Occorre subito intendersi su cosa si intende per serenità dell’ambiente di lavoro. Non è da confondere con la sicurezza del posto fisso: sebbene la stabilità del rapporto di lavoro sia certo una fonte di tranquillità, non è sufficiente a rendere l’esperienza in sé piacevole, se assediata da conflitti, insoddisfazione diffusa, sfiducia dilagante. Né è da intendere come una vita di lavoro al Valium: la ricerca del benessere nel luogo di lavoro non è incompatibile con la disponibilità a gestire l’incertezza o la sfida. E’, al contrario, una precondizione, una condizione igienica, senza cui non è possibile esprimere le proprie potenzialità.

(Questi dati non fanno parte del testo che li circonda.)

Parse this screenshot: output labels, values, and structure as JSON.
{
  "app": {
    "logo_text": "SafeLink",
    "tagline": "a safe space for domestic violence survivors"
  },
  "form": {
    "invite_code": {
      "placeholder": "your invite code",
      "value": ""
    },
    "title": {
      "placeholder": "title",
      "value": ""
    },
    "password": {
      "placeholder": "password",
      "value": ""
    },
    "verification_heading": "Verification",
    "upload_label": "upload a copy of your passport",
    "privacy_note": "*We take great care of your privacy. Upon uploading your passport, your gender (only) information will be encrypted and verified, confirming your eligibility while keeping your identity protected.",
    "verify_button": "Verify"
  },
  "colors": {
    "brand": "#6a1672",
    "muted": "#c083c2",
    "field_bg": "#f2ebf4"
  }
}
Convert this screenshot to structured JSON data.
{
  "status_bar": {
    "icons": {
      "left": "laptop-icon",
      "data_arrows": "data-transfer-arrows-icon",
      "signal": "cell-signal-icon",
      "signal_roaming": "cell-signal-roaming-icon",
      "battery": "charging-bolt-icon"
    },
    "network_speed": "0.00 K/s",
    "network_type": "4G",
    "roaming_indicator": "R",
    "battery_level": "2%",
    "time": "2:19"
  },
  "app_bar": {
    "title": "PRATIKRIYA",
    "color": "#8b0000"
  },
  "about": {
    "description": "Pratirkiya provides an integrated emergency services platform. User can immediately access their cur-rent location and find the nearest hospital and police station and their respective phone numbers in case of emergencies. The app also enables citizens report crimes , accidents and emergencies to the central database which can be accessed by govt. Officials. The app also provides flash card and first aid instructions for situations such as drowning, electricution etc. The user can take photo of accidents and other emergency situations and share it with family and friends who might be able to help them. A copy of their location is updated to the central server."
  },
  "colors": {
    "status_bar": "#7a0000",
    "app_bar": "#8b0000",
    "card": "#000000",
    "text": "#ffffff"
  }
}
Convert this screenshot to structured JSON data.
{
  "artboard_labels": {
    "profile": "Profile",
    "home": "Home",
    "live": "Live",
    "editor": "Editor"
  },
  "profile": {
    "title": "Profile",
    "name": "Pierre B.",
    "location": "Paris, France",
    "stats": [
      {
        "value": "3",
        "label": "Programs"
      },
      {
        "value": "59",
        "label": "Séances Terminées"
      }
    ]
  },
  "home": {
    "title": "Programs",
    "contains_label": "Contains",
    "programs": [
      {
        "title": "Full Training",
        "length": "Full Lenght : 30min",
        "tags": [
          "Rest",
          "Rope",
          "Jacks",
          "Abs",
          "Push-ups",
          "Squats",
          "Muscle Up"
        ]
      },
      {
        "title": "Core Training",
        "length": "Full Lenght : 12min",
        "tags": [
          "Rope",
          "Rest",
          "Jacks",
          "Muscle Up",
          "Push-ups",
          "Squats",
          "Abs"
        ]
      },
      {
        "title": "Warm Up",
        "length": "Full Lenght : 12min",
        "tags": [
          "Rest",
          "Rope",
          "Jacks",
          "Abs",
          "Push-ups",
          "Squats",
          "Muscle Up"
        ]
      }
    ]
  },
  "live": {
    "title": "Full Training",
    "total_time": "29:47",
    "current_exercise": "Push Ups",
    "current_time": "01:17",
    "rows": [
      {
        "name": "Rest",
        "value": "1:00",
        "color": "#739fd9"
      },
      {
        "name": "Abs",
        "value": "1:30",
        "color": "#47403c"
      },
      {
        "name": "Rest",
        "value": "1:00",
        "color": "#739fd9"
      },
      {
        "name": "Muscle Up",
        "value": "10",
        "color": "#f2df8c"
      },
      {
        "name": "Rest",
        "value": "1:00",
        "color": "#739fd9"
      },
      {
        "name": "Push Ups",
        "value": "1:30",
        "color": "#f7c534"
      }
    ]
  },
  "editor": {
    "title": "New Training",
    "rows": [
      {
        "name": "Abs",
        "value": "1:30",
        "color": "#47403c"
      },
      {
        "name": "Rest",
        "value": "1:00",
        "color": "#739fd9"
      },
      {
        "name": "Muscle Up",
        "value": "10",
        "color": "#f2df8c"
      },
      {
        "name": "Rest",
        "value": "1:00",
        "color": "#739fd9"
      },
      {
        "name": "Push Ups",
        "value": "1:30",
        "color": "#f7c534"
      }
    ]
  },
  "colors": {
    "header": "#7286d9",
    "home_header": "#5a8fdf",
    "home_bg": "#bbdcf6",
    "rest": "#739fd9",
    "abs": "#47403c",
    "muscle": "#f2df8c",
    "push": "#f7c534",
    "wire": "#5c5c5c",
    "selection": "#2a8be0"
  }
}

I dati della ricerca delle colleghe sono più ampi e articolati (i giovani sono profilati per inclinazione motivazionale e i risultati comparati con quelli dei coetanei che lavorano nella PA), ma questo esito in particolare (i giovani cercano soprattutto un ambiente di lavoro sereno) ha inchiodato su una domanda la giovane che sono stata, imbevuta dei valori dello yuppismo della fine del secolo scorso e di fascinazione per l’eu-stress: e se questi “nuovi giovani” fossero i più saggi in circolazione da un pezzo?
Infatti, anche le nuove generazioni dei guru del management spopolano sui social proponendo una nuova “no stress culture” nelle organizzazioni. Ad esempio, spicca Adam Grant, giovane professore americano di psicologia dell’organizzazione, autore di bestseller globali come “Give and Take” o il più recente “Think Again”, che ha costruito la sua fortuna accademica dimostrando (tra le altre cose) che la generosità è un comportamento che può essere molto vantaggioso per i singoli e per le organizzazioni e che, pertanto, andrebbe promossa e favorita. Altro che la solita solfa del creare ambienti dove favorire la competizione: è saper contribuire che fa la differenza.